Statistics and Finalizing the Final Output
Our Statistical Analysis of Registration Data
As we promised in the last blog entry, we developed a thorough statistical analysis of the course registration data heavily based upon visual representations. Our statistical analysis included topics such as spider-web based histograms, mean, standard deviation, and p-values.
Spider-Web Analysis
We implemented the spider-web diagram to show the average number of classes in each subject category students of different majors took. Overall, it is a fancy histogram that visually represents data with methods such as below.
The major advantage to having a spider diagram is that visual comparisons of how students in each majors took different subject classes become very easy. Each shape symbolizes a major, and a student can easily identify with a major, and either choose to intentionally follow the average trend, or go against it, depending on their preferences.
In the figure below, we can see the average spider plots for students in each major. Unsurprisingly, students in a particular major program tend to have enrolled in a greater number of classes related to their field of interest. One unexpected trend is that Bioengineering majors take a high number of design classes.
Mean and Standard Deviation
The mean and standard deviation of data are a staple in statistics. For the Olin student course registration dataset, we found the mean and standard deviation for two different scenarios: the number of students in each course, and the ‘year’ the student was when taking the course.
Taking the mean and standard deviation of the number of students in each course will aid in the students compare such values for different classes once graphically visualized. Students may smaller classes in the case of wanting a more engaging professor-student interaction, while larger classes can offer more student discussion. Students can now know which classes offer which as they make their choice, as shown with the graph below.
The mean and standard deviation of the ‘year’ (or grade) students took courses may offer additional insight especially useful for course selection. By observing the mean year, students can know which year the majority of students take a certain class, and if the student has a good chance in receiving a spot in the class in their current year.

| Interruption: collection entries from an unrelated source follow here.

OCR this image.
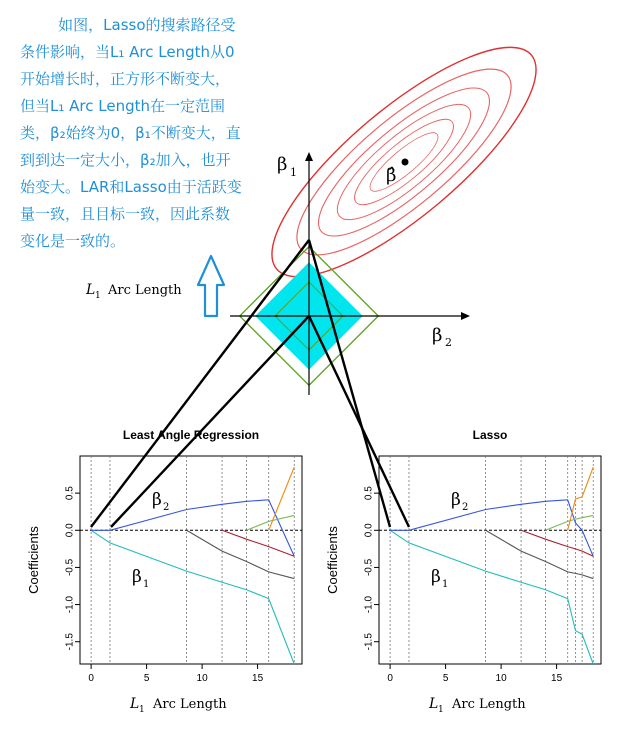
如图，Lasso的搜索路径受条件影响，当L₁ Arc Length从0开始增长时，正方形不断变大，但当L₁ Arc Length在一定范围类，β₂始终为0，β₁不断变大，直到到达一定大小，β₂加入，也开始变大。LAR和Lasso由于活跃变量一致，且目标一致，因此系数变化是一致的。
β̂
β 1
β 2
L 1 Arc Length
Least Angle Regression
0	5	10	15
-1.5
-1.0
-0.5
0.0
0.5
Coefficients
L 1 Arc Length
β 2
β 1
Lasso
0	5	10	15
-1.5
-1.0
-0.5
0.0
0.5
Coefficients
L 1 Arc Length
β 2
β 1
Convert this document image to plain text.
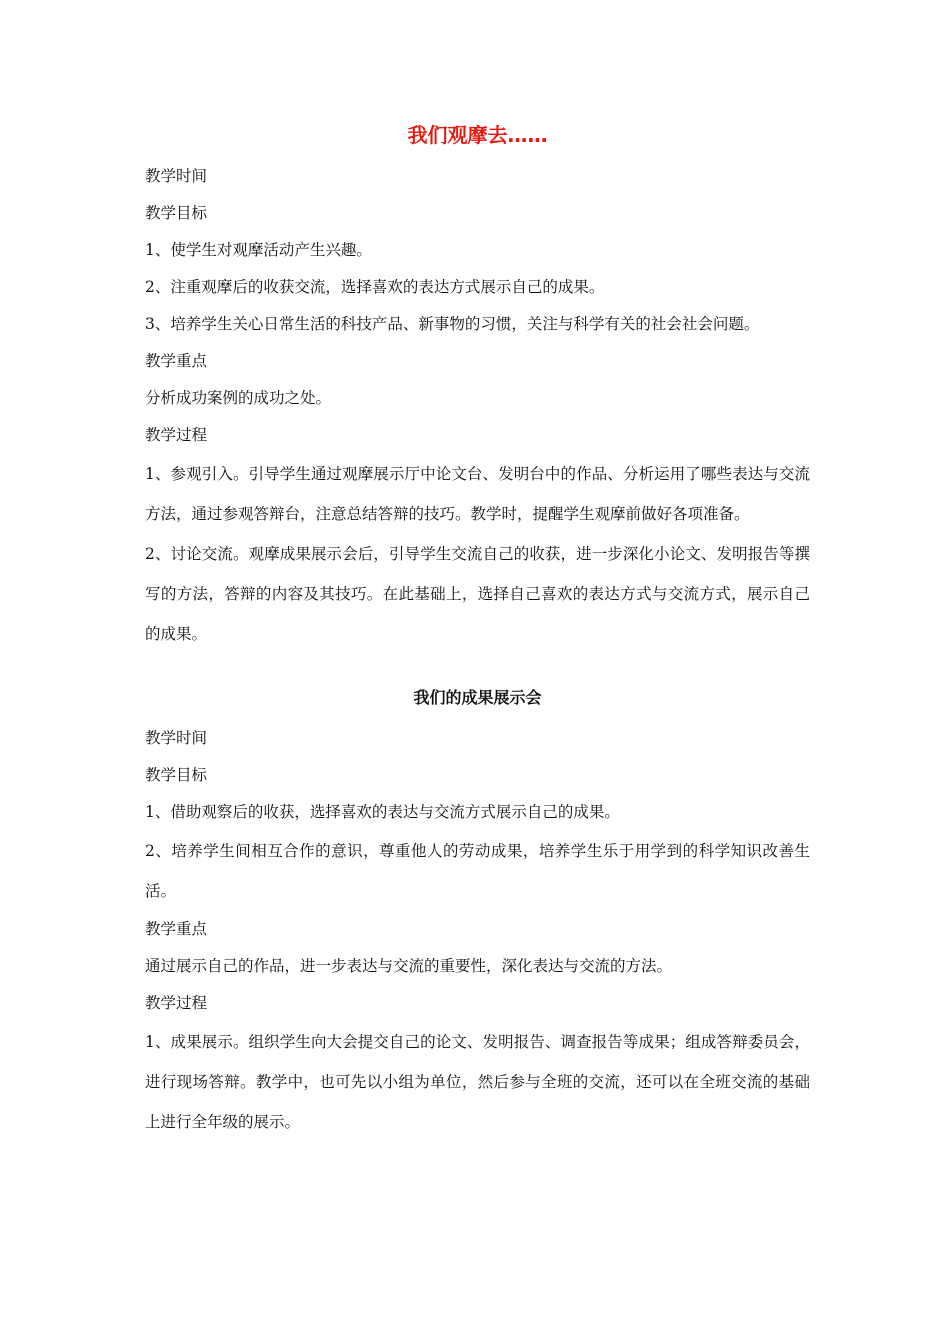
我们观摩去……

教学时间

教学目标

1、使学生对观摩活动产生兴趣。

2、注重观摩后的收获交流，选择喜欢的表达方式展示自己的成果。

3、培养学生关心日常生活的科技产品、新事物的习惯，关注与科学有关的社会社会问题。

教学重点

分析成功案例的成功之处。

教学过程

1、参观引入。引导学生通过观摩展示厅中论文台、发明台中的作品、分析运用了哪些表达与交流方法，通过参观答辩台，注意总结答辩的技巧。教学时，提醒学生观摩前做好各项准备。

2、讨论交流。观摩成果展示会后，引导学生交流自己的收获，进一步深化小论文、发明报告等撰写的方法，答辩的内容及其技巧。在此基础上，选择自己喜欢的表达方式与交流方式，展示自己的成果。

我们的成果展示会

教学时间

教学目标

1、借助观察后的收获，选择喜欢的表达与交流方式展示自己的成果。

2、培养学生间相互合作的意识，尊重他人的劳动成果，培养学生乐于用学到的科学知识改善生活。

教学重点

通过展示自己的作品，进一步表达与交流的重要性，深化表达与交流的方法。

教学过程

1、成果展示。组织学生向大会提交自己的论文、发明报告、调查报告等成果；组成答辩委员会，进行现场答辩。教学中，也可先以小组为单位，然后参与全班的交流，还可以在全班交流的基础上进行全年级的展示。
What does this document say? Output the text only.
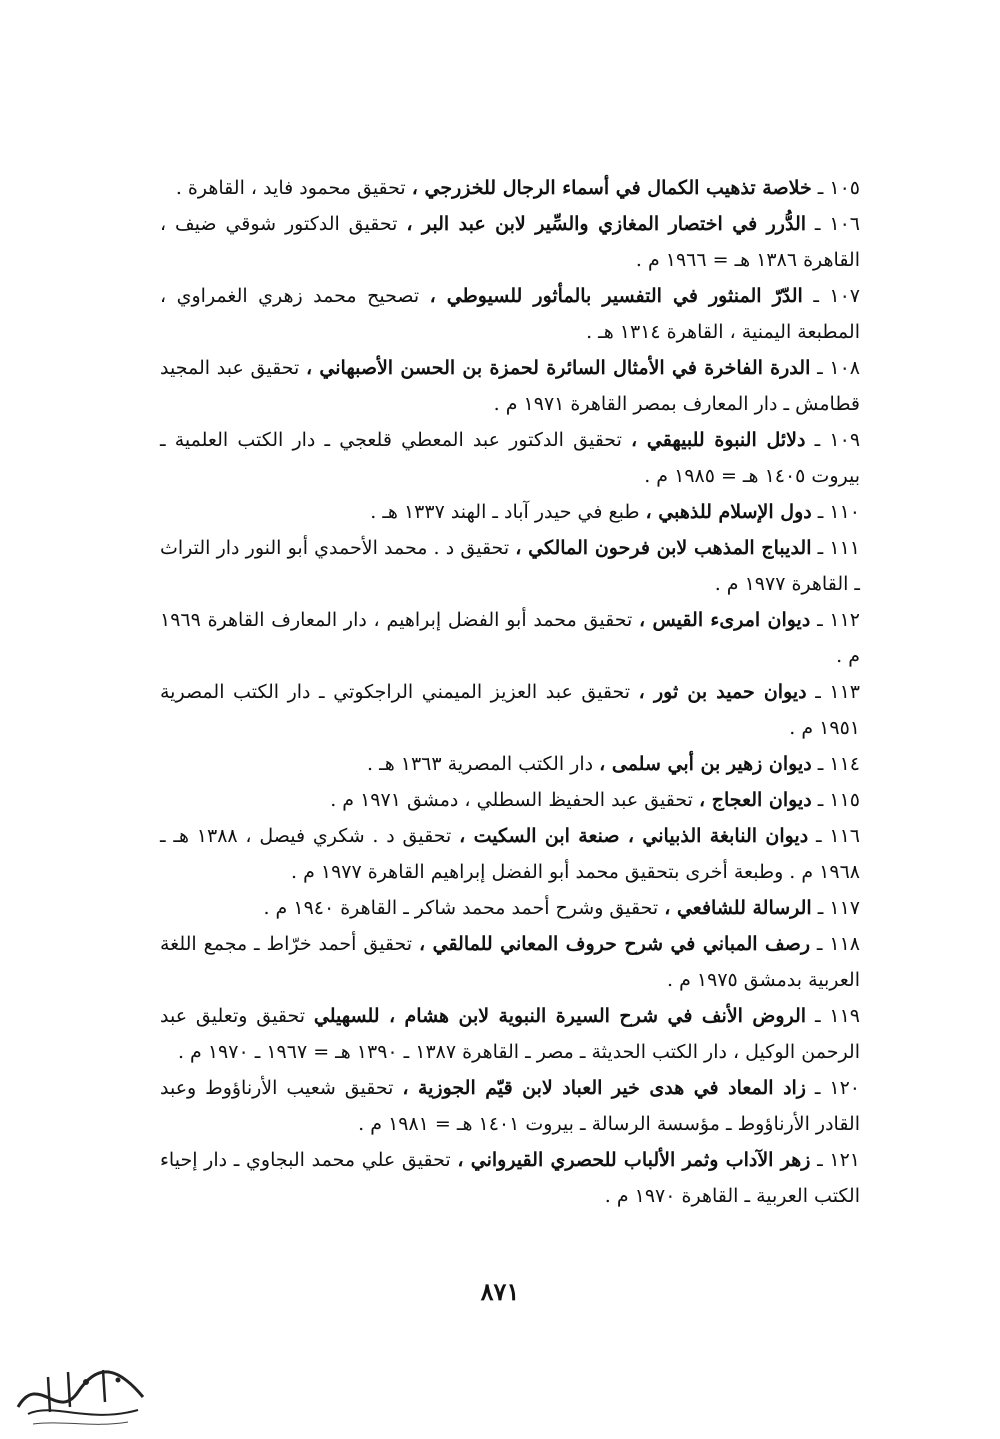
١٠٥ ـ خلاصة تذهيب الكمال في أسماء الرجال للخزرجي ، تحقيق محمود فايد ، القاهرة .

١٠٦ ـ الدُّرر في اختصار المغازي والسِّير لابن عبد البر ، تحقيق الدكتور شوقي ضيف ، القاهرة ١٣٨٦ هـ = ١٩٦٦ م .

١٠٧ ـ الدّرّ المنثور في التفسير بالمأثور للسيوطي ، تصحيح محمد زهري الغمراوي ، المطبعة اليمنية ، القاهرة ١٣١٤ هـ .

١٠٨ ـ الدرة الفاخرة في الأمثال السائرة لحمزة بن الحسن الأصبهاني ، تحقيق عبد المجيد قطامش ـ دار المعارف بمصر القاهرة ١٩٧١ م .

١٠٩ ـ دلائل النبوة للبيهقي ، تحقيق الدكتور عبد المعطي قلعجي ـ دار الكتب العلمية ـ بيروت ١٤٠٥ هـ = ١٩٨٥ م .

١١٠ ـ دول الإسلام للذهبي ، طبع في حيدر آباد ـ الهند ١٣٣٧ هـ .

١١١ ـ الديباج المذهب لابن فرحون المالكي ، تحقيق د . محمد الأحمدي أبو النور دار التراث ـ القاهرة ١٩٧٧ م .

١١٢ ـ ديوان امرىء القيس ، تحقيق محمد أبو الفضل إبراهيم ، دار المعارف القاهرة ١٩٦٩ م .

١١٣ ـ ديوان حميد بن ثور ، تحقيق عبد العزيز الميمني الراجكوتي ـ دار الكتب المصرية ١٩٥١ م .

١١٤ ـ ديوان زهير بن أبي سلمى ، دار الكتب المصرية ١٣٦٣ هـ .

١١٥ ـ ديوان العجاج ، تحقيق عبد الحفيظ السطلي ، دمشق ١٩٧١ م .

١١٦ ـ ديوان النابغة الذبياني ، صنعة ابن السكيت ، تحقيق د . شكري فيصل ، ١٣٨٨ هـ ـ ١٩٦٨ م . وطبعة أخرى بتحقيق محمد أبو الفضل إبراهيم القاهرة ١٩٧٧ م .

١١٧ ـ الرسالة للشافعي ، تحقيق وشرح أحمد محمد شاكر ـ القاهرة ١٩٤٠ م .

١١٨ ـ رصف المباني في شرح حروف المعاني للمالقي ، تحقيق أحمد خرّاط ـ مجمع اللغة العربية بدمشق ١٩٧٥ م .

١١٩ ـ الروض الأنف في شرح السيرة النبوية لابن هشام ، للسهيلي تحقيق وتعليق عبد الرحمن الوكيل ، دار الكتب الحديثة ـ مصر ـ القاهرة ١٣٨٧ ـ ١٣٩٠ هـ = ١٩٦٧ ـ ١٩٧٠ م .

١٢٠ ـ زاد المعاد في هدى خير العباد لابن قيّم الجوزية ، تحقيق شعيب الأرناؤوط وعبد القادر الأرناؤوط ـ مؤسسة الرسالة ـ بيروت ١٤٠١ هـ = ١٩٨١ م .

١٢١ ـ زهر الآداب وثمر الألباب للحصري القيرواني ، تحقيق علي محمد البجاوي ـ دار إحياء الكتب العربية ـ القاهرة ١٩٧٠ م .

٨٧١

The standard deviation offers information on how diverse different classes are in terms of ‘year,’ particularly useful for students seeking such experiences.
Biased PMF
At Olin College, students often receive the majority of information and advice through word of mouth. However, such rumors over-represent certain classes and under-represent others, as shown by the graph below.

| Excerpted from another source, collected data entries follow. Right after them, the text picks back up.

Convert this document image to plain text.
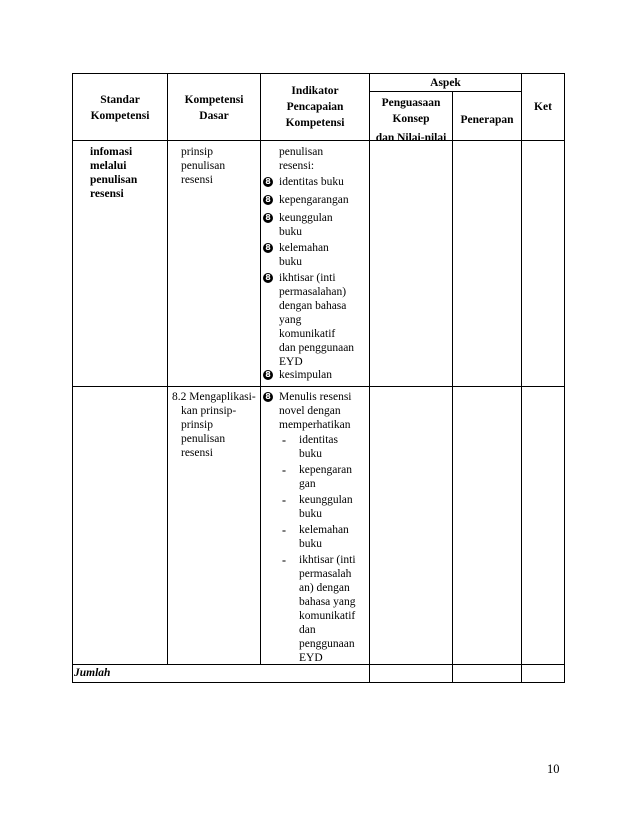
Standar
Kompetensi
Kompetensi
Dasar
Indikator
Pencapaian
Kompetensi
Aspek
Penguasaan
Konsep
dan Nilai-nilai
Penerapan
Ket
infomasi
melalui
penulisan
resensi
prinsip
penulisan
resensi
penulisan
resensi:
8 identitas buku
8 kepengarangan
8 keunggulan
buku
8 kelemahan
buku
8 ikhtisar (inti
permasalahan)
dengan bahasa
yang
komunikatif
dan penggunaan
EYD
8 kesimpulan
8.2 Mengaplikasi-
kan prinsip-
prinsip
penulisan
resensi
8 Menulis resensi
novel dengan
memperhatikan
- identitas
buku
- kepengaran
gan
- keunggulan
buku
- kelemahan
buku
- ikhtisar (inti
permasalah
an) dengan
bahasa yang
komunikatif
dan
penggunaan
EYD
Jumlah
10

Below we look through every semester since the beginning of Olin. The green bar represents what the average course size of Olin is from the point of view of students, while the blue bar represents the actual average course size at Olin. This bias occurs as more students take courses with more people (obviously) and therefore there is a redundance in count, causing a perceived larger average course size at Olin.
Major p-value
The p-value of a dataset is often used for determining whether or not an an event occurred by chance given that a null hypothesis is true. The null hypothesis is a conservative hypothesis about a data set. For example, we ran a p-value test with our course registration dataset, where we observed the relationship between a student’s major and the likelihood of the student taking a course.
In this case, the null hypothesis is that there are no relationships between student majors and the courses taken. We then analyzed the trend of courses taken by students of the ECE major and computed the p-value for a few set of courses, as the bar graph shows below.
The bar graph shows that given the null hypothesis (no relation between courses and major) are true, the odds of an ECE major student taking such courses are as such. In a way, the graph makes a lot of sense, as required ECE courses such as Signals and Systems have an exceedingly low p-value. This information can help students identify what courses must be taken during their years at Olin. On the other hand, some classes with slightly higher p-values may indicate that those classes are not required, but are preferred for ECEs as they may offer great complementary knowledge and skills.
Decision on Final Output
After the plethora of statistical analysis we performed, we figured that creating a tool where the user/student is given such statistical information will be most useful. Although we initially wanted to gear towards a lot of machine learning and a course recommendation system, given the very change and evolution based aspects of the Olin curriculum, we believed that such a tool will be outdated very quickly.
The decision our team has to make now regards the medium of presentation. Currently, we are leaning towards developing a web tool, based upon D3. However, privacy and accessibility of the student registration data is still an issue, and we will have to encrypt, or creatively manipulate the system in order to maintain both privacy and usefulness of the tool.